The Government Accountability Office (GAO) finding at the end of the Report Synopsis is most interesting. We have consistently told the EPA, the DOE and anybody that will listen that consumers will misfuel their vehicles if intermediate ethanol (E-15 blends) are available and are less expensive than other fuels. The E-15 fuel will be less expensive because of the related subsidies.

Below you will find a summary of details found in a recently conducted GAo report on E-15 fuel.
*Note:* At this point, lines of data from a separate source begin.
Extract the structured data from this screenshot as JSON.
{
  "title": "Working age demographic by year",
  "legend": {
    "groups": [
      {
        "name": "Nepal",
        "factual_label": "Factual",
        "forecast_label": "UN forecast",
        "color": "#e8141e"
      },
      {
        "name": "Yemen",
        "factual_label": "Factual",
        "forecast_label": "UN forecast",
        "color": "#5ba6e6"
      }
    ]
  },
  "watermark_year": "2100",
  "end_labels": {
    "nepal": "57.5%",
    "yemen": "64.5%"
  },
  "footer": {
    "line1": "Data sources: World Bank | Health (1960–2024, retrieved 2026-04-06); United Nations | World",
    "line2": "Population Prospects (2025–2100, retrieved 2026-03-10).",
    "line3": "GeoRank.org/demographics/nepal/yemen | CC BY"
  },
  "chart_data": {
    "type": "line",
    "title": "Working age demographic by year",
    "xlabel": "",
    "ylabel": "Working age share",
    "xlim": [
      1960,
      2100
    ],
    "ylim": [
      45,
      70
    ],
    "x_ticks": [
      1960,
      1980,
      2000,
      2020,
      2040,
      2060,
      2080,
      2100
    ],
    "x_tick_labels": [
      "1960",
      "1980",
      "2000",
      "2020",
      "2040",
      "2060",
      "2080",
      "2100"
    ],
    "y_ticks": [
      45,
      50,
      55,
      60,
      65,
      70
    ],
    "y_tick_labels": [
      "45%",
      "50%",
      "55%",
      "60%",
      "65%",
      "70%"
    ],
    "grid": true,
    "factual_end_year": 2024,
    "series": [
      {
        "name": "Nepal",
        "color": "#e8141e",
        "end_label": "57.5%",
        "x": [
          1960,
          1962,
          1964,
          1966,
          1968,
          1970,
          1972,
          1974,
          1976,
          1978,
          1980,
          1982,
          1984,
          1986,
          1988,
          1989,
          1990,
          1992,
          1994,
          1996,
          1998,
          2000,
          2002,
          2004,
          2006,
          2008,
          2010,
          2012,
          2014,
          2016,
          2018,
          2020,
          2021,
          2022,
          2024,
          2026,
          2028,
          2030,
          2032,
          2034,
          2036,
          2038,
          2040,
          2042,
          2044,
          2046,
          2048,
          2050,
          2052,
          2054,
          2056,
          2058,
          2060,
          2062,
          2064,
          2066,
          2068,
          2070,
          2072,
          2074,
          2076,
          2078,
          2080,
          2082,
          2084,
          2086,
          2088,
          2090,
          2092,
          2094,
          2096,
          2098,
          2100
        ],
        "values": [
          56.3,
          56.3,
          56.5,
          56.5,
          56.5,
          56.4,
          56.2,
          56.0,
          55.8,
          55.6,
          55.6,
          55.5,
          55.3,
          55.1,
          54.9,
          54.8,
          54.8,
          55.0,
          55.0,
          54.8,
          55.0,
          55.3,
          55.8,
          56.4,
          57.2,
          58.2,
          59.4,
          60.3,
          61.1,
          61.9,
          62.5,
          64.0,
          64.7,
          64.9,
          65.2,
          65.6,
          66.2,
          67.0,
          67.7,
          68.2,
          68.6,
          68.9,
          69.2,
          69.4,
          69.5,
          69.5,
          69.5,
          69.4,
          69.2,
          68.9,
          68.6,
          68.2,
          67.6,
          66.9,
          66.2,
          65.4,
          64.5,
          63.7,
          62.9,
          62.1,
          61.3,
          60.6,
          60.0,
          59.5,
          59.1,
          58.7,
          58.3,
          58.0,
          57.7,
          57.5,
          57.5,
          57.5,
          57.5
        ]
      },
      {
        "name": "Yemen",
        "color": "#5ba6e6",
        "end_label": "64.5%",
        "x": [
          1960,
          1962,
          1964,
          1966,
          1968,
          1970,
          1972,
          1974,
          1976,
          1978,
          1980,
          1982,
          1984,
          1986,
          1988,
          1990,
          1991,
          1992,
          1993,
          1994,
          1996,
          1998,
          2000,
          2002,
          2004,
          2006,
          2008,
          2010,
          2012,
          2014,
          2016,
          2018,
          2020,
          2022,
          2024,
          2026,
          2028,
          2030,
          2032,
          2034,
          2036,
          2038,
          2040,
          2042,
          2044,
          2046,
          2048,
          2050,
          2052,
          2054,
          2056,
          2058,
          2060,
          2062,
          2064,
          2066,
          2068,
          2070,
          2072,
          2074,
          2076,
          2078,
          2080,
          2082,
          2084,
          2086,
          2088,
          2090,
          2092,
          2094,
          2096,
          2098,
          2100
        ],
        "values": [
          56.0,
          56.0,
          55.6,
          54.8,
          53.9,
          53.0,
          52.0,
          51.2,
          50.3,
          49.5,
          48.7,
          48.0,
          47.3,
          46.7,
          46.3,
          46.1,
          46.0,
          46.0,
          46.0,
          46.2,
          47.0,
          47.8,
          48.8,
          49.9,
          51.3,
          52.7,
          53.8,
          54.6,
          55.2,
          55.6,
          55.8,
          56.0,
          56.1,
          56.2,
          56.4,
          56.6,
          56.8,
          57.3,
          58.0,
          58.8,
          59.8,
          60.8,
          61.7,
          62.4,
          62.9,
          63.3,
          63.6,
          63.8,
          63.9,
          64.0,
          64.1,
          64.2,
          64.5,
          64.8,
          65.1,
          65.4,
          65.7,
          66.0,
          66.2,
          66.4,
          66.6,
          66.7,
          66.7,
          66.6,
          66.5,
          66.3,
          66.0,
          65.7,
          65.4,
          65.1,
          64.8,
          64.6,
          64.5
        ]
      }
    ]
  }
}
The complete 57 page report is available from the GAO office.

Government Accountability Office’s E15 Report
(GAO report, “Challenges to the Transportation, Sale, and Use of Intermediate Ethanol Blends”, June 2011)

EPA has granted a “partial approval” for E15 (gasoline that contains 15 percent ethanol) for vehicle models 2001 and newer. This controversial rule was examined in a recent GAO report, which highlighted the major challenges to the retail sale of E15, focusing on compatibility, cost, and liability.

E15 Compatibility
Multiple federal studies have revealed potential problems using E15 with existing dispensing equipment: According to a recent Department of Energy (DOE) report and research, “certain elastomers, rubbers, and other materials used in UST [underground storage tank] systems may degrade or swell excessively when exposed to intermediate ethanol blends, becoming ineffective as gaskets or seals” (p.26).

Federal research on E15 compatibility is also incomplete as: “[S]everal officials within EPA’s Office of Underground Storage Tanks told [GAO] that DOE’s research efforts … have focused only on testing materials (e.g., elastomers and rubbers) and not actual components and equipment (e.g., valves and tanks) found in UST systems” (p.26). Although EPA also plans to study E15 compatibility, “this research will be based on interviews with experts and not on actual testing of materials, components, or equipment. … EPA officials stated that the ability to determine the compatibility of legacy equipment with intermediate blends is limited” (p.26-27). Currently, EPA has not developed a plan to undertake this research (p.27).

E15’s Cost
In order to sell E15, most fuel retailers will need to replace at least one dispenser system in order to comply with current OSHA regulations, which will come at significant cost (p.27). In recent years, the average retail profit margin at convenience stores and fuel outlets range on average from $20,000 to $40,000. “According to estimates from EPA and several industry associations, installing a new dispenser system compatible with intermediate ethanol blends will cost over $20,000.” Given that most fuel retailers have four dispensers, it would cost over $80,000 to upgrade an entire retail facility (p.28). Furthermore, “the total cost of installing a new single-tank UST system compatible with intermediate ethanol blends is more than $100,000” (p.28).

E15 Liability
Even if state or local officials approved the use of E15 with existing dispensers, retailers would still be effectively ignoring OSHA’s regulations, exposing themselves to lawsuits for negligence and invalidation of business agreements that reference OSHA requirements (p.29).

Consumer misfueling can also raise liability issues: “Because EPA has only allowed E15 for use in model year 2001 and newer automobiles, representatives from several industry associations stated that consumers may not be aware of the distinction between approved and nonapproved engines, or they may be confused about which fuel to use” (p.30). Many car manufacturers’ warranties do not cover the use of E15, “even for model year vehicles approved by EPA for E15.” This means that consumers could be held responsible for any repairs resulting from the use of E15 (p.30).

EPA requirements will not mitigate the potential for misfueling: Some consumers may not understand the label, or “the label might get lost among the other labels commonly found on dispensers” (p.30). Additionally, “… some consumers will intentionally misfuel their automobiles if intermediate ethanol blends are cheaper.”